Interest rate was reduced by 1.25% in 2025
Last year i.e. in 2025, the Reserve Bank had reduced interest rates by a total of 125 basis points i.e. 1.25% to accelerate growth. Even in the last month of the year, December, the interest rate was reduced by 0.25%, due to which the repo rate came down to 5.25%. Now it is expected to go below or close to 5% in 2026.
What will be the impact on the common man?
If RBI further cuts the lending rate by 0.50% in the year 2026, the pressure on banks to reduce the landing rate will increase. Both new and old loan customers will get direct benefit of this.
- Affordable EMI: Home, car and personal loan installments will be reduced.
- Corporate Loan: Cheap loans for companies will help in business expansion.
- FD Rates: There may also be a slight reduction in the interest received by those making FD.

Economy will gain momentum due to reduction in interest rates
According to the report, reduction in interest rates and government reforms will support the country’s GDP growth. This will improve the performance of banks and improve credit conditions.
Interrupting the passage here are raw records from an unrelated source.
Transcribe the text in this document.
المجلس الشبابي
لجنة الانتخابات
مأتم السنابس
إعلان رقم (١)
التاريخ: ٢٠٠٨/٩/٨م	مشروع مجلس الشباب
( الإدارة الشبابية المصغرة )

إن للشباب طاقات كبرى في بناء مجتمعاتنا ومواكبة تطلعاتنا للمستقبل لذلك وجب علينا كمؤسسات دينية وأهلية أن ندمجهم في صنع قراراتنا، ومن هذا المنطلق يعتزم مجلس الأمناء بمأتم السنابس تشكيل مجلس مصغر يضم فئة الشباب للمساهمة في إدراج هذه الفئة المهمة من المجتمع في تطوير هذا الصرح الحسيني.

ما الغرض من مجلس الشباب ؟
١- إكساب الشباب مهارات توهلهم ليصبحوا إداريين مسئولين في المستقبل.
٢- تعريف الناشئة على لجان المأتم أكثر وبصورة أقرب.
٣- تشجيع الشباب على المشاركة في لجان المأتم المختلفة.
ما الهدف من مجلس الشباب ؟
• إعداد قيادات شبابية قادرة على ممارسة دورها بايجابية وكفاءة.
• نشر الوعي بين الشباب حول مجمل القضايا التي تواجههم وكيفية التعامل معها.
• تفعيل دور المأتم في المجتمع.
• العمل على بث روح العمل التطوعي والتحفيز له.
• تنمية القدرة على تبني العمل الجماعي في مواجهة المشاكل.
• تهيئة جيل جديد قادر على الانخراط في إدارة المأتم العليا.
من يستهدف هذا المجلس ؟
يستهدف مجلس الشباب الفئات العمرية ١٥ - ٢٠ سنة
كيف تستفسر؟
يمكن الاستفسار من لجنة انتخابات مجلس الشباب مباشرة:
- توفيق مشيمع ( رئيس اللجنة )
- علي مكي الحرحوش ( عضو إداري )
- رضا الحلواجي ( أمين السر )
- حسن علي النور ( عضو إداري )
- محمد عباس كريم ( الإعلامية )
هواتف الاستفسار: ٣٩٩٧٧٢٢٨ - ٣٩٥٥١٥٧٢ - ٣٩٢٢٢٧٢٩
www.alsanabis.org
With crude oil prices expected to be around $65, the threat of inflation also appears to be low, which is a strong point in favor of a rate cut.
Expert opinion: Good time to invest
Market experts say that due to reduction in interest rates, there can be a rise in the stock market, especially the shares of banking and reality sectors. Returns of up to 15% from the current level in Nifty are expected. At the same time, recovery can be seen in small cap stocks also.